Pitkin County Assessor’s Office |

Attorneys for Sam Wyly have asked a judge to allow the bankrupt Texas businessman to list his Woody Creek ranch for sale with a $50 million price tag.

The motion, filed Tuesday, seeks a judge’s permission to list the ranch for sale. Wyly has hired Craig Morris of Aspen Snowmass Sotheby’s International to market the property.

Known as Rosemary’s Circle R Ranch, the property cannot be developed into a subdivision or be turned into condominiums. The 244-acre swath of land, which Wyly bought through an LLC in October 1999, includes six homes. In 2014, it cost $790,000 to operate, according to the motion.



“To state the obvious, (Wyly) is unable to provide funding to operate and maintain the ranch,” the motion says.

The motion to sell the property was expected. Previous filings in the bankruptcy case suggested Wyly would be planning to put the ranch on the market. Wyly filed for bankruptcy Oct. 19, following a federal jury verdict that he and his brother Charles hid stock trades through offshore accounts, pocketing hundreds of millions of dollars.

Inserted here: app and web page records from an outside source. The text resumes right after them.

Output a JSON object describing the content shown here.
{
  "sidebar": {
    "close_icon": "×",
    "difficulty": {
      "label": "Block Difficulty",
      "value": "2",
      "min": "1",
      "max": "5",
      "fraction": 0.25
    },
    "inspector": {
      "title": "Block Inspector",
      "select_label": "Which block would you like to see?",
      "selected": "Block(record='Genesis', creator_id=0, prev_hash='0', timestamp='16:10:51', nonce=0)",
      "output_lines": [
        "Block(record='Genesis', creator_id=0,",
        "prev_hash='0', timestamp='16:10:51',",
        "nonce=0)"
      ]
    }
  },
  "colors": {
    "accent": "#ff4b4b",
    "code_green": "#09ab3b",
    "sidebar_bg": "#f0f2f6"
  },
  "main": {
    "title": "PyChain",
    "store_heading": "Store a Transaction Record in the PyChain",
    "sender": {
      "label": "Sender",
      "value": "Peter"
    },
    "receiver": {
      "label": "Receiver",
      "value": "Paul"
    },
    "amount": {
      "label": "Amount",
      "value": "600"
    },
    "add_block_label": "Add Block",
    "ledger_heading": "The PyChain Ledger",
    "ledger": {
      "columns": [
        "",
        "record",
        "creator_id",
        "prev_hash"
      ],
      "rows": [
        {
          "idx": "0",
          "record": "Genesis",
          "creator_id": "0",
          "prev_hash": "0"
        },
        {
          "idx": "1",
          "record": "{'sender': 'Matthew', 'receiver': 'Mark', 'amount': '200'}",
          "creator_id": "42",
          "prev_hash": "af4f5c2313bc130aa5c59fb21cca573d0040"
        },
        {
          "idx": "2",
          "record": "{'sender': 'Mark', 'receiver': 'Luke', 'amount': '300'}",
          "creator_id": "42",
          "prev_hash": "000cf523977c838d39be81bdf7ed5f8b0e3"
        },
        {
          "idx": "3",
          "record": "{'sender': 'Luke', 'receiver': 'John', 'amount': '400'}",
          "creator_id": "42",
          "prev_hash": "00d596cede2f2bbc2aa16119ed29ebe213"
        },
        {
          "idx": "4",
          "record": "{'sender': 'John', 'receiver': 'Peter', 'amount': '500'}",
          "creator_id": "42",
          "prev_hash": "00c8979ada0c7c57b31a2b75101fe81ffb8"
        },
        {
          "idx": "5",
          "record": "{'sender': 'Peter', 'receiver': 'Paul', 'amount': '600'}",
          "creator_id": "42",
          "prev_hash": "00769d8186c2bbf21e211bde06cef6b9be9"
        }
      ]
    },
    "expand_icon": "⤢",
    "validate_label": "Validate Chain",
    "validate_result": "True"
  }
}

Wyly’s bankruptcy says he owes $198 million to the Securities and Exchange Commission. And Feb. 26, a federal judge in Manhattan, New York, ruled that he pay that amount to the Securities and Exchange Commission.

In January, Wyly sold Explore Booksellers and Bistro, located on Main Street in Aspen, for $5 million to the Public Interest Network, a Denver-based nonprofit.

Wyly’s motion to sell his Woody Creek ranch touts Morris as the right person to market the ranch. The brokerage contract includes a maximum sales commission of 4.5 percent; Morris “is very well qualified to serve as lead agent,” the motion says. Morris declined comment for this story.

The motion also notes that proceeds from the sale also would include $100,000 to longtime ranch manager Jay Yeary, and another $100,000 to his wife Kristin, who is the ranch’s accounting manager. Or, the couple could collect 1 percent of the sale, whichever amount is greater, the motion says. The payment would be “in lieu of severance and as an incentive to stay on and continuously perform all of their duties,” the motion says. Without the payoff, the Yeary couple “may resign” from the ranch, and they are vital to its operations and keeping it in “show condition” when prospective buyers visit it.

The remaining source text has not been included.